Growing a peach tree from seed, or the pit, takes time. Many peach pits are difficult or impossible to germinate, so the most important thing is to find peach seeds from parent trees that are the easy-to-germinate varieties. The stratification, or cold treatment, process is lengthy for peach seeds, but it is necessary for successful germination. With a little patience, you can easily plant and grow peach seeds in a pot.
Choose seeds from peach varieties that germinate easily. Some seeds won't germinate at all and others may germinate slowly or need laboratory culturing like "embryo rescue" to germinate. Avoid choosing seeds from early season varieties, because these won't germinate readily.
Clean the seeds to remove all the peach flesh. Dry the seeds overnight. Place the seeds in a plastic bag that is opened slightly and store them in your refrigerator until they're dry.

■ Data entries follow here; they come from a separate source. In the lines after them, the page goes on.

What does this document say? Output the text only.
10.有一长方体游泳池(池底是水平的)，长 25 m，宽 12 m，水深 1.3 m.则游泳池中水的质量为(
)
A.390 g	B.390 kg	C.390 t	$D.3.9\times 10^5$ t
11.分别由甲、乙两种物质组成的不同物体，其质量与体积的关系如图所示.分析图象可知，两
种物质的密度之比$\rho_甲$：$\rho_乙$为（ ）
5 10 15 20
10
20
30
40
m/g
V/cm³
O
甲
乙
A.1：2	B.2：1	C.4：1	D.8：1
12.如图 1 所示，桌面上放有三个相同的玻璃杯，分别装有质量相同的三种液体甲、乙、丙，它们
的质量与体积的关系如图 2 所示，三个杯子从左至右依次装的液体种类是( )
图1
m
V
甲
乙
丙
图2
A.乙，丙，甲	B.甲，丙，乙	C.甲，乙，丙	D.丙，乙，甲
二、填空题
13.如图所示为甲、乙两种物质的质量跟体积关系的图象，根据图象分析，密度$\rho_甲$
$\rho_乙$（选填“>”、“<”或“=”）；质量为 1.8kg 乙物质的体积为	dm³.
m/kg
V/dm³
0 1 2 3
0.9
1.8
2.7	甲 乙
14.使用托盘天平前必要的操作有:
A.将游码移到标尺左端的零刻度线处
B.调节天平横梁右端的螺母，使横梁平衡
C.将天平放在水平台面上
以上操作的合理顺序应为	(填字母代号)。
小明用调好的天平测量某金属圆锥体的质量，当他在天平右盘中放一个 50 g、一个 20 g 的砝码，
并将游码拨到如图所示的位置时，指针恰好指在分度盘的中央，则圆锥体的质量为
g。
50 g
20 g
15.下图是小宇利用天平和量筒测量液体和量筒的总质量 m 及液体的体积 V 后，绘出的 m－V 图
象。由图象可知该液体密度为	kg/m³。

Store the seeds in the refrigerator or at room temperature until December or January. Then, soak the peach seeds in tap water for two to three hours. Place the seeds in a plastic bag filled with slightly moist potting soil, perlite or vermiculite. Store the bag in the refrigerator at 34 to 42 degrees F for a month and a half. This cold treatment is a germination process called stratification.

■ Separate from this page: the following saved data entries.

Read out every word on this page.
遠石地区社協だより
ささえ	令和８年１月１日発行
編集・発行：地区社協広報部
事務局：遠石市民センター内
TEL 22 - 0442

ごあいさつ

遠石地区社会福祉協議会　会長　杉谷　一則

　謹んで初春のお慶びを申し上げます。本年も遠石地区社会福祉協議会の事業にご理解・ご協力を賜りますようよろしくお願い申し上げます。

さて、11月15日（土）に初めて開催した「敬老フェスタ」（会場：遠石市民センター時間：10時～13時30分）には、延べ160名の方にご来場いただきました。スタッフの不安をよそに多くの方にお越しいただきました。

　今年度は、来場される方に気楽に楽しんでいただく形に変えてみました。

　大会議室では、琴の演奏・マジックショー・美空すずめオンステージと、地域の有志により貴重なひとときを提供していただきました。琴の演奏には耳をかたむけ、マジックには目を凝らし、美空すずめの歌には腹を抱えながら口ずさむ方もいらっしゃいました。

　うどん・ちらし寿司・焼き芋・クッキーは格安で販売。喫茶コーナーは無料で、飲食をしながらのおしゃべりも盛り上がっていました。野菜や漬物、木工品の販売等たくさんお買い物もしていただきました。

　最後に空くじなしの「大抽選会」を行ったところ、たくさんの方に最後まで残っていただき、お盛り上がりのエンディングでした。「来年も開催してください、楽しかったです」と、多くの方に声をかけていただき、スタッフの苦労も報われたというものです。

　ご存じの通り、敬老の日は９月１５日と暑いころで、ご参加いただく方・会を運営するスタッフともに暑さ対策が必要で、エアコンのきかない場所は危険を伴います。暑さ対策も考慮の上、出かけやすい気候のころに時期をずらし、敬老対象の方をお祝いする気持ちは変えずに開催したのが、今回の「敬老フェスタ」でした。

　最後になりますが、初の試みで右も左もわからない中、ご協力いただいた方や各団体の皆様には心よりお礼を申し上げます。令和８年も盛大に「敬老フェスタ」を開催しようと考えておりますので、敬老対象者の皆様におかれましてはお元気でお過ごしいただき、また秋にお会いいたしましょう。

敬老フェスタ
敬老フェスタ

Look for germination and check to see if the seeds have developed roots. When you see a root begin to develop on a peach seed, place the seed in a pot that has drain holes and is filled with a high-quality commercial potting soil containing a mixture of sand, silt and organic matter.
Firm the soil around the peach seeds and moisten it evenly with water. Keep the soil moist but not too wet or continuously saturated. The peach pits are highly susceptible to rot. Simply water the soil evenly when it begins to dry out slightly. Place the pot in full sunlight.